After in-depth exploration, researchers found that past studies on APOE focused on astrocytes, endothelial cells, neurons, and oligosynaptic cells, while the current study revealed a new mechanism by which APOE may induce Alzheimer's disease (AD) by regulating the accumulation of lipid droplets in microglia. In addition, inhibiting the PI3K signaling pathway in human microglia can effectively increase the expression level of autophagy-related genes and reduce the accumulation of lipid droplets. Although autophagy is regarded as one of the potential ways to delay the progression of neurodegenerative diseases, previous studies have mainly focused on autophagy-mediated protein degradation.
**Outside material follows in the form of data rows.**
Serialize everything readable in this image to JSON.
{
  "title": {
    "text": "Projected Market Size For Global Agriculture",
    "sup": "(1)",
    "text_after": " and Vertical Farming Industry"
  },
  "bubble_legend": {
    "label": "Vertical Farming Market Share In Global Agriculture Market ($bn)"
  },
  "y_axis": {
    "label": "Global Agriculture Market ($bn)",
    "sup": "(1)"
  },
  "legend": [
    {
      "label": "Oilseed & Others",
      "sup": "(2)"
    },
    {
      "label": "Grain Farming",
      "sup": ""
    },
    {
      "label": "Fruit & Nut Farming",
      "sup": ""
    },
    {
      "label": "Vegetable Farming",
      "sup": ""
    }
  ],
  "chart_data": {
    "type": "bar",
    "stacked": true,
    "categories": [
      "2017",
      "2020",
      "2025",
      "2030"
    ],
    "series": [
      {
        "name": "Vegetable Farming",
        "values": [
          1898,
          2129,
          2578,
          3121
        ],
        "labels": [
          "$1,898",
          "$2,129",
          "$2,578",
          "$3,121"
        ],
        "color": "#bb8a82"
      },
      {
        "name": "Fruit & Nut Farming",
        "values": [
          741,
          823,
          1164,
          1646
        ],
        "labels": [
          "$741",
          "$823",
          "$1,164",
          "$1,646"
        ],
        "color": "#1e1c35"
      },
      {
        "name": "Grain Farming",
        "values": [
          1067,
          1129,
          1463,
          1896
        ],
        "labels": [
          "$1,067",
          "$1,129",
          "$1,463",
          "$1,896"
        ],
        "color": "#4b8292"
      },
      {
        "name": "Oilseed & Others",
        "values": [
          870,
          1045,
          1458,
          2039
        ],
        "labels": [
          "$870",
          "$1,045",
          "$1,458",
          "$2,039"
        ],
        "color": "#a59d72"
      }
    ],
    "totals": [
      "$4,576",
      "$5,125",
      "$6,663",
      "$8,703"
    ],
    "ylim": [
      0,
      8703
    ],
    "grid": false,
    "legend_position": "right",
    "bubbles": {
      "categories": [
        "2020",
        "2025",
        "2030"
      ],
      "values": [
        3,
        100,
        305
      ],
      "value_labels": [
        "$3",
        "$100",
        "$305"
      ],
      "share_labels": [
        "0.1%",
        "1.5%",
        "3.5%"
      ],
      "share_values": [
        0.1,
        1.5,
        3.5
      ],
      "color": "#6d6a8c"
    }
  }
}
Therefore, further exploration of the autophagy-mediated lipid degradation mechanism in microglia is expected to provide a new perspective for elucidating the pathogenesis of AD.

The researchers also pointed out that the impact of APOE genotype on AD pathology may involve a variety of different biological mechanisms, and different cell types may show their own unique modes of action in the development of AD. In the future, it is still necessary to further explore the interactions between various cell types and their contributions to the disease process in order to more fully understand the pathogenesis of AD.